十代までは、ぼくのまわりには、梅棹忠夫的な、といっても、そのころはまだ、梅棹にはであっていないので、どういえばいいか、民族学者的なものが、残念ながら、なかった。
二十代からは、それがある。自分で開拓した世界だ。日本には、まだ、梅棹忠夫的なにおいをかぐことができる場所が、たくさんある。
二十代のぼくの人生の仕事は、これをさがすことだったといえるかもしれない。
三十代の仕事がわからない。そもそも、司馬遼太郎的世界だけが人生のロールモデルだったので、30歳で死ぬ物語しか、えがいていなかった。未来のことはわからないので、来年死ぬかもしれないが、たぶん、あと何十年かは、いきているだろう。
三十代をどうするか。とりあえず、hideよりも、ながいきしようとおもったが、それでは34歳までしか、いきられない。
いきる目的など、ないのだとおもっているが、しかし、人間は、なにかしらの目的を設定しないと、いきにくい。
三十代からは、自分のまわりに、梅棹忠夫的なものをたくさんつくっていこうとおもう。それが、ぼくのいきやすさにつながると、ある種の信仰的な態度で、そうおもうのである。
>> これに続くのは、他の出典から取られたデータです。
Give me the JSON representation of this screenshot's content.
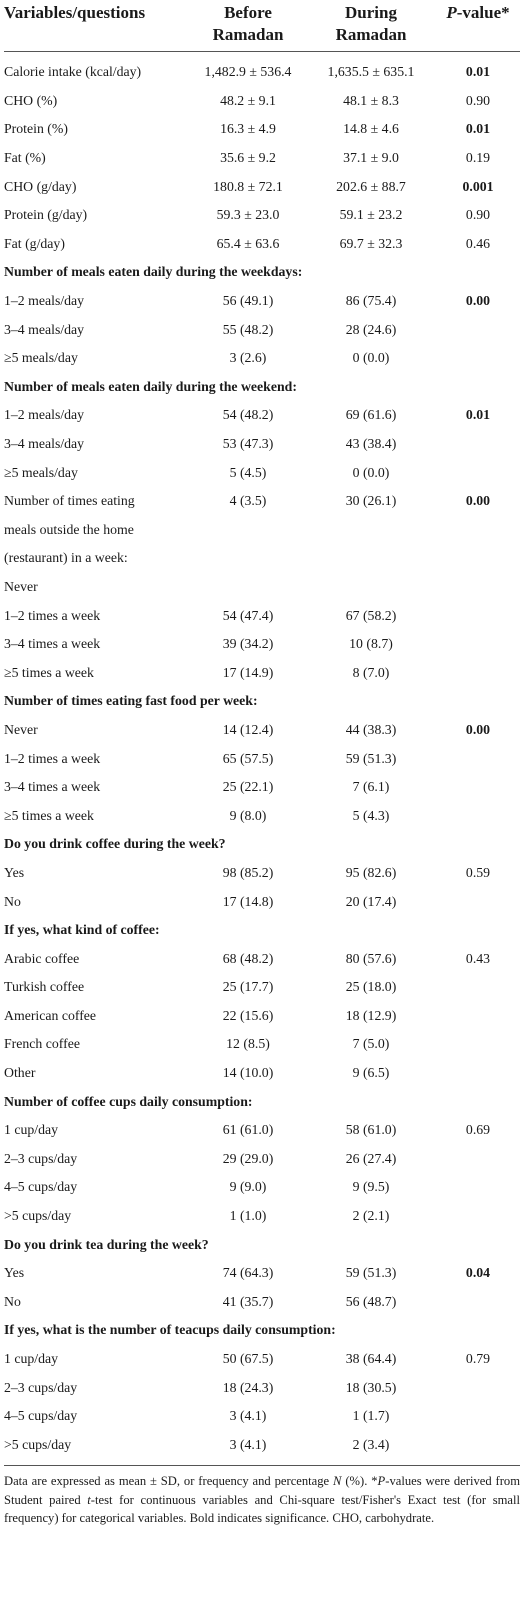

梅棹忠夫的なものは、ぼくにとっては、とにかく、たのしいものなので、そういうものを自分のまわりに、ちいさく、つくっていこう。それが、ぼくの三十代だ。
二週間ぶりくらいだろうか、ひとり酒をやっている。よっぱらいながら、ことばにすることは、もうやめようとおもっていたが、ひさしぶりだし、たまにはいいだろう。